Et bref, que l’on tient aujourd’huy des maximes d’estat d’amour bien differentes, à sçavoir qu’aymer et jouir de la chose aymée, doivent estre des accidens inseparables. Que de servir sans recompence sont des tesmoignages de peu de merites. Que de languir longuement dans le sein d’une mesme dame, c’est en vouloir tirer l’amertume, apres en avoir eu toute la douceur. Que d’obeir à celle que l’on ayme, en ce qui nous esloigne de la possession du bien desiré, c’est imiter ceux qui vont à contrepied de leur chasse. Que d’aymer en divers lieux, c’est estre amant avisé et prévoyant. Que de se donner tout à une, c’est se faire devorer à un cruel animal, et qui n’a point pitié de nous. Et bref, que le change est la vraye nourriture d’une amour parfaite et accomplie.

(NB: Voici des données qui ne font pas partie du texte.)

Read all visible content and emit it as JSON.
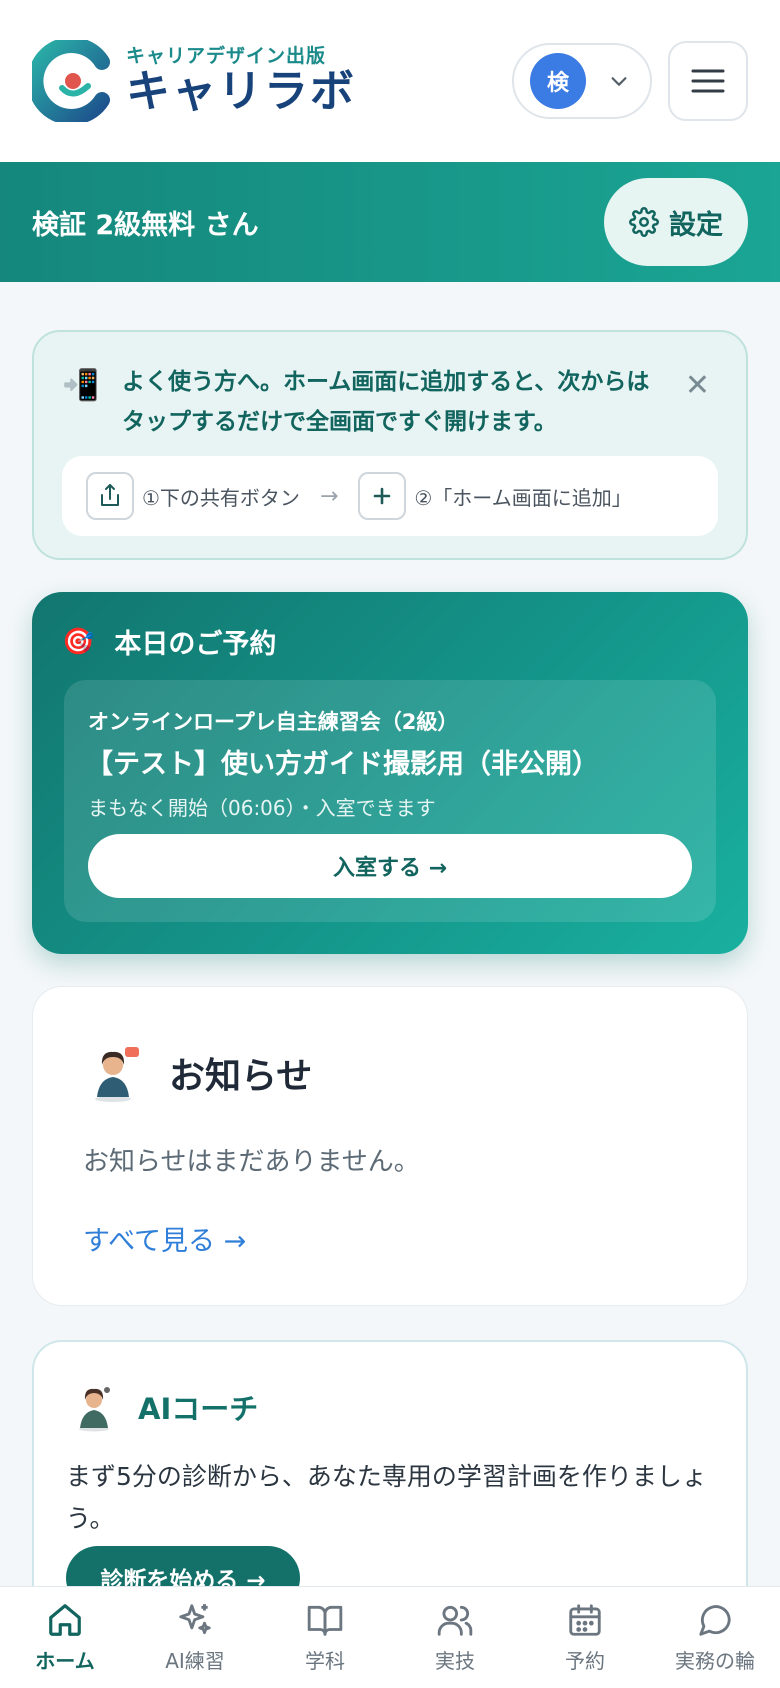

Or considere, berger, comme tu dois esperer de trouver quelque juge favorable parmy ces personnes préocupées d'une opinion si differente ; et, si tu m’en crois, ne te laisse voir qu’à ton Astrée, et te tiens caché à tout autre.

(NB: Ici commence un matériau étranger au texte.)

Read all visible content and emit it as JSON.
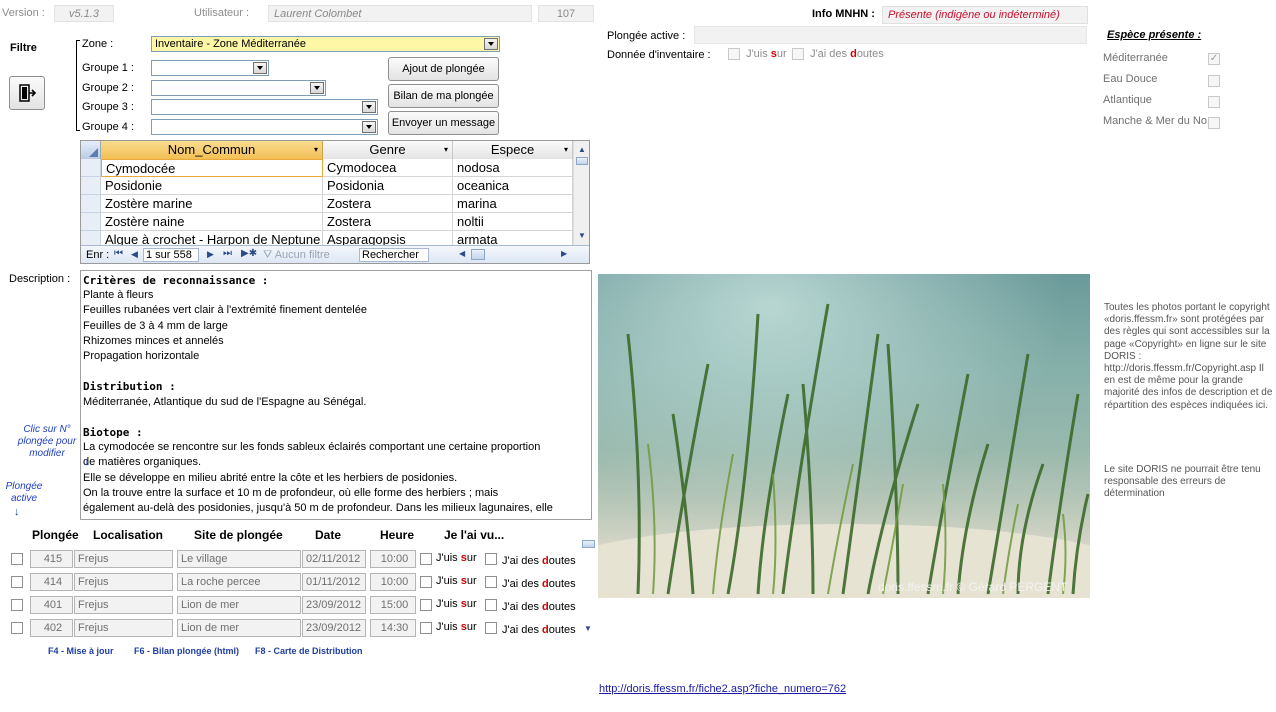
{
  "top": {
    "version_label": "Version :",
    "version_value": "v5.1.3",
    "user_label": "Utilisateur :",
    "user_value": "Laurent Colombet",
    "user_number": "107",
    "info_label": "Info MNHN :",
    "info_value": "Présente (indigène ou indéterminé)"
  },
  "filter": {
    "title": "Filtre",
    "zone_label": "Zone  :",
    "zone_value": "Inventaire - Zone Méditerranée",
    "group1_label": "Groupe 1 :",
    "group2_label": "Groupe 2 :",
    "group3_label": "Groupe 3 :",
    "group4_label": "Groupe 4 :"
  },
  "buttons": {
    "add_dive": "Ajout de plongée",
    "dive_report": "Bilan de ma plongée",
    "send_message": "Envoyer un message"
  },
  "dive_info": {
    "active_label": "Plongée active :",
    "inventory_label": "Donnée d'inventaire :",
    "sure_prefix": "J'uis ",
    "sure_emph": "s",
    "sure_suffix": "ur",
    "doubt_prefix": "J'ai des ",
    "doubt_emph": "d",
    "doubt_suffix": "outes"
  },
  "species_present": {
    "title": "Espèce présente :",
    "items": [
      {
        "label": "Méditerranée",
        "checked": true
      },
      {
        "label": "Eau Douce",
        "checked": false
      },
      {
        "label": "Atlantique",
        "checked": false
      },
      {
        "label": "Manche & Mer du No",
        "checked": false
      }
    ]
  },
  "grid": {
    "columns": [
      "Nom_Commun",
      "Genre",
      "Espece"
    ],
    "rows": [
      [
        "Cymodocée",
        "Cymodocea",
        "nodosa"
      ],
      [
        "Posidonie",
        "Posidonia",
        "oceanica"
      ],
      [
        "Zostère marine",
        "Zostera",
        "marina"
      ],
      [
        "Zostère naine",
        "Zostera",
        "noltii"
      ],
      [
        "Algue à crochet - Harpon de Neptune",
        "Asparagopsis",
        "armata"
      ]
    ],
    "nav_label": "Enr :",
    "nav_position": "1 sur 558",
    "no_filter": "Aucun filtre",
    "search": "Rechercher"
  },
  "description": {
    "label": "Description :",
    "lines": [
      {
        "text": "Critères de reconnaissance :",
        "style": "mono"
      },
      {
        "text": "Plante à fleurs",
        "style": ""
      },
      {
        "text": "Feuilles rubanées vert clair à l'extrémité finement dentelée",
        "style": ""
      },
      {
        "text": "Feuilles de 3 à 4 mm de large",
        "style": ""
      },
      {
        "text": "Rhizomes minces et annelés",
        "style": ""
      },
      {
        "text": "Propagation horizontale",
        "style": ""
      },
      {
        "text": "",
        "style": ""
      },
      {
        "text": "Distribution :",
        "style": "mono"
      },
      {
        "text": "Méditerranée, Atlantique du sud de l'Espagne au Sénégal.",
        "style": ""
      },
      {
        "text": "",
        "style": ""
      },
      {
        "text": "Biotope :",
        "style": "mono"
      },
      {
        "text": "La cymodocée se rencontre sur les fonds sableux éclairés comportant une certaine proportion",
        "style": ""
      },
      {
        "text": "de matières organiques.",
        "style": ""
      },
      {
        "text": "Elle se développe en milieu abrité entre la côte et les herbiers de posidonies.",
        "style": ""
      },
      {
        "text": "On la trouve entre la surface et 10 m de profondeur, où elle forme des herbiers ; mais",
        "style": ""
      },
      {
        "text": "également au-delà des posidonies, jusqu'à 50 m de profondeur. Dans les milieux lagunaires, elle",
        "style": ""
      }
    ]
  },
  "notes": {
    "click_note": "Clic sur N° plongée pour modifier",
    "active_note": "Plongée active"
  },
  "dives": {
    "headers": [
      "Plongée",
      "Localisation",
      "Site de plongée",
      "Date",
      "Heure",
      "Je l'ai vu..."
    ],
    "rows": [
      {
        "num": "415",
        "loc": "Frejus",
        "site": "Le village",
        "date": "02/11/2012",
        "time": "10:00"
      },
      {
        "num": "414",
        "loc": "Frejus",
        "site": "La roche percee",
        "date": "01/11/2012",
        "time": "10:00"
      },
      {
        "num": "401",
        "loc": "Frejus",
        "site": "Lion de mer",
        "date": "23/09/2012",
        "time": "15:00"
      },
      {
        "num": "402",
        "loc": "Frejus",
        "site": "Lion de mer",
        "date": "23/09/2012",
        "time": "14:30"
      }
    ]
  },
  "fkeys": {
    "f4": "F4 - Mise à jour",
    "f6": "F6 - Bilan plongée (html)",
    "f8": "F8 - Carte de Distribution"
  },
  "photo": {
    "credit": "doris.ffessm.fr  ©  Gérard PERGENT"
  },
  "copyright": {
    "text1": "Toutes les photos portant le copyright «doris.ffessm.fr» sont protégées par des règles qui sont accessibles sur la page «Copyright» en ligne sur le site DORIS : http://doris.ffessm.fr/Copyright.asp Il en est de même pour la grande majorité des infos de description et de répartition des espèces indiquées ici.",
    "text2": "Le site DORIS ne pourrait être tenu responsable des erreurs de détermination"
  },
  "link": "http://doris.ffessm.fr/fiche2.asp?fiche_numero=762"
}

Mais quoy ? tu rejettes mon conseil, et pour toute raison tu me respons que tu t’es de sorte dedié à la gloire d’Astrée, que les siecles et les opinions des hommes pouvant changer en bien aussi bien qu’en mal, tu desires qu’à l’advenir on recognoisse quelle a esté la beauté, et la vertu d’Astrée, par les effets de ton amour, et par les tourments que tu auras endurez. J’advoue, mon berger, ce que tu dis, et qu’il peut estre que les amants reviendront à ceste perfection qu’ils méprisent maintenant ; mais parce que cependant il y en aura plusieurs qui te pourront blasmer, mets en ta memoire ce que je té vay dire, à fin de leur respondre, s’il en est besoin.

Accorde leur d’abord sans difficulté, que veritablement tu aimes à la façon de ces vieux Gaulois qu’ils te reprochent, ainsi que tu les veux ensuivre en tout le reste de tes actions, comme ils le pourront aisément reconnoistre s’ils considerent quelle est ta religion, quels sont les dieux que tu adores, quels sacrifices que tu fais, et bref quelles sont tes moeurs et tes coustumes. Et que ces bons vieux Gaulois estoient des personnes sans artifices, qui pensoient estre indigne d’un homme d’honneur de jurer et n’observer point son serment, qui n’avoient point la parole differente du cœur, qui estimoient que l’amour ne pouvoit estre sans le respect, et sans la fidelité, qui cherchoient l’entrée du Temple d’amour, par celuy de l’honneur, et celuy de l’honneur, par celuy de la vertu. Et bref, qui méprisoient et leur vie et leur contentement propre, pour ne tacher en rien la pureté de leur affection. Que, quant à toy, ayant esté nourry et eslevé parmy ces honorables personnes, tu ne peux sans blasme contre venir à une si bonne nourriture. Que s’ils veulent aimer comme ceux qui t'ont instruit, tu leur serviras de guide tres-asseurée ; que s’ils veulent continuer en leur erreur comme ils ont fait jusques icy, encor ne leur seras-tu point inutile, puis que prenant tes actions au rebours, ils pourront tirer de ceste sorte un parfait patron de leur imperfection.